Given that 2016 is coming up rapidly upon us, it’s likely that the HDD will see its 60th and perhaps even 70th birthday given recent and upcoming enhancements.
The Hard Disk Drive (HDD), despite being declared dead for decades, is still very much alive in traditional, virtual and cloud environments. What has occurred over several decades is a consolidation of HDD manufactures from dozens to three (Seagate, Toshiba and Western Digital (WD), something similar to what is occurring with the nand flash Solid State Devices (SSD) market.
Performance, more than RPMs Traditionally, Revolutions Per Minute (RPM) were an indicator of HDD storage performance in terms of IOPs, seek, response time, as well as helping to contribute to spiral transfer rate (bandwidth). RPMs still play a key role in storage performance with HDDs, but some of the old rules of thumb about number of IOPs and other metrics may not matter as much if they are dated.
Some will see it making intuitive sense: the smaller 2.5” 15K HDDs being faster than their 3.5” counterparts. However, there are also other improvements such as cache and buffering, using more DRAM as well as Non Volatile Cache (NVC), not to mention nand flash SSD with Solid State Hybrid Drives (SSHD) or Hybrid Hard Disk Drives (HHDD).
Then there are the performance optimizing algorithms, improvement in internal processing performance capabilities that help combine to boost performance. What is not as intuitive is how a 2.5” 10K RPM HDD can be faster than a previous generation 3.5” 15K SAS HDD.
Sure, there is the usual assumption the performance boost comes from going from 3Gbs to 6Gbs SAS, however there is more to it than that. Likewise, a 5.4K or even 5.9K drive can have the performance of a traditional 7.2K.
More to HDD performance than just RPM
While not a direct analogy, think of it this way: If you have a vehicle and look at your engine’s RPM gauge and speedometer, just because the RPMs increase at some point, a different gear is still needed to become more efficient and effective.
For example, shift out of a lower gear into a higher or highway gear, and that results in the RPMs going down a bit, yet speed increases.
While HDDs do not have discrete gears per se, or at least that are visible or noticeable, there are other things that help boost it into a turbo mode, so to speak. In addition, HDDs from desktop to enterprise class to high performance to capacity optimized are also seeing more DRAM-based cache buffers, which can range from a few 8MB up to 128MB on some devices. This cache is used for general buffering as well as assisting with read-ahead and other optimizations.
SSHD and HDD turbo modes
If you need even more performance, or want to stop short stroking 15K RPM drives and their resulting under-utilized storage space capacity, then take a look at the Solid State Hybrid Drives (SSHD) such as the Seagate Enterprise Turbo 600GB 2.5” SSHD.

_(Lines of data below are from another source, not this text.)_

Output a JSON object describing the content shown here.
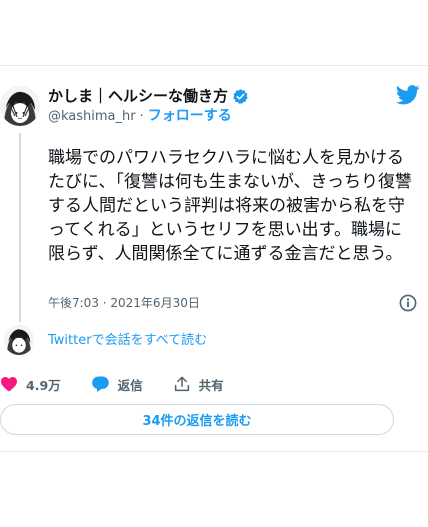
{
  "author": {
    "display_name": "かしま｜ヘルシーな働き方",
    "handle": "@kashima_hr",
    "separator": "·",
    "follow_label": "フォローする",
    "verified_icon": "verified-badge-icon",
    "avatar_icon": "profile-avatar"
  },
  "tweet": {
    "text": "職場でのパワハラセクハラに悩む人を見かけるたびに、「復讐は何も生まないが、きっちり復讐する人間だという評判は将来の被害から私を守ってくれる」というセリフを思い出す。職場に限らず、人間関係全てに通ずる金言だと思う。",
    "timestamp": "午後7:03 · 2021年6月30日",
    "conversation_link": "Twitterで会話をすべて読む"
  },
  "actions": {
    "like_count": "4.9万",
    "reply_label": "返信",
    "share_label": "共有"
  },
  "read_replies_label": "34件の返信を読む",
  "colors": {
    "accent": "#1d9bf0",
    "like": "#f91880",
    "secondary_text": "#536471",
    "border": "#cfd9de"
  },
  "icons": {
    "brand": "twitter-bird-icon",
    "info": "info-icon",
    "like": "heart-icon",
    "reply": "speech-bubble-icon",
    "share": "share-icon"
  }
}
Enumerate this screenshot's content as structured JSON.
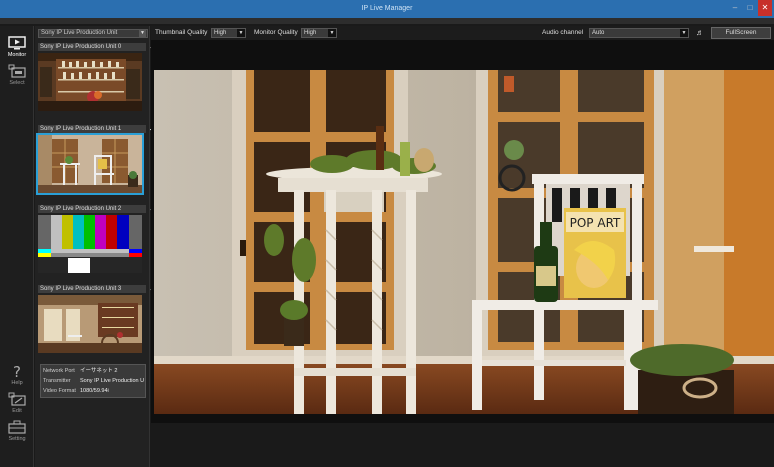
{
  "window": {
    "title": "IP Live Manager",
    "min_icon": "minimize-icon",
    "max_icon": "maximize-icon",
    "close_icon": "close-icon"
  },
  "rail": {
    "items": [
      {
        "label": "Monitor",
        "icon": "monitor-icon",
        "active": true
      },
      {
        "label": "Select",
        "icon": "select-icon",
        "active": false
      },
      {
        "label": "Help",
        "icon": "help-icon",
        "active": false
      },
      {
        "label": "Edit",
        "icon": "edit-icon",
        "active": false
      },
      {
        "label": "Setting",
        "icon": "setting-icon",
        "active": false
      }
    ]
  },
  "thumbnails": {
    "unit_select": "Sony IP Live Production Unit",
    "units": [
      {
        "label": "Sony IP Live Production Unit  0"
      },
      {
        "label": "Sony IP Live Production Unit  1"
      },
      {
        "label": "Sony IP Live Production Unit  2"
      },
      {
        "label": "Sony IP Live Production Unit  3"
      }
    ],
    "info": {
      "network_port_label": "Network Port",
      "network_port_value": "イーサネット 2",
      "transmitter_label": "Transmitter",
      "transmitter_value": "Sony IP Live Production U",
      "video_format_label": "Video Format",
      "video_format_value": "1080/59.94i"
    }
  },
  "controls": {
    "thumbnail_quality_label": "Thumbnail Quality",
    "thumbnail_quality_value": "High",
    "monitor_quality_label": "Monitor Quality",
    "monitor_quality_value": "High",
    "audio_channel_label": "Audio channel",
    "audio_channel_value": "Auto",
    "fullscreen_label": "FullScreen"
  },
  "colors": {
    "accent": "#2a9fd6",
    "titlebar": "#2b6fb0",
    "close": "#c7302a"
  }
}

Unlike the previous generation Hybrid Hard Disk Drives (HHDDs) that I have been using for a couple of years for some applications that were only read optimized, SSHD also accelerate writes.
The amount and type of nand flash varies from a few GB to 32GB on some models, along with mix of SLC, MLC and eMLC. Granted, these SSHDs are not as fast as an actual SSD, however at a given capacity and price/performance point they fill the gap between traditional HDD and SSD. Sure, the workloads will make a difference, but if, for example, you are using HDDs and short-stroking them for read and write performance because you cannot afford SSDs (that is a different discussion), then you should be looking at SSHDs.
Rust never sleeps and energy effectiveness
A popular expression refers to HDDs as “spinning rust,” given that they are magnetic recording devices and hence linked to oxide (e.g. rust).
Except for spin-down drives, many HDDs today support more advanced intelligent power management (IPM) aka Green or Energy Efficient features. Various vendors have different specific names for the IPM feature functionality across their diverse drive line-ups. IPM is a generic term that refers to a collection of functionality from varying drives RPM, slowing down or disabling electronic circuits when not needed, to overall more effective power management.
In other words, IPM aligns the right energy effectiveness option to meet different demands without compromising on performance, availability, capacity or economics. For example instead of prior generation HDDs that consumed 15-18 or more watts of energy while in use (excluding startup-up surge), current generations can be as low as a couple of watts (or less) or around 8 watts on the high-end when being used.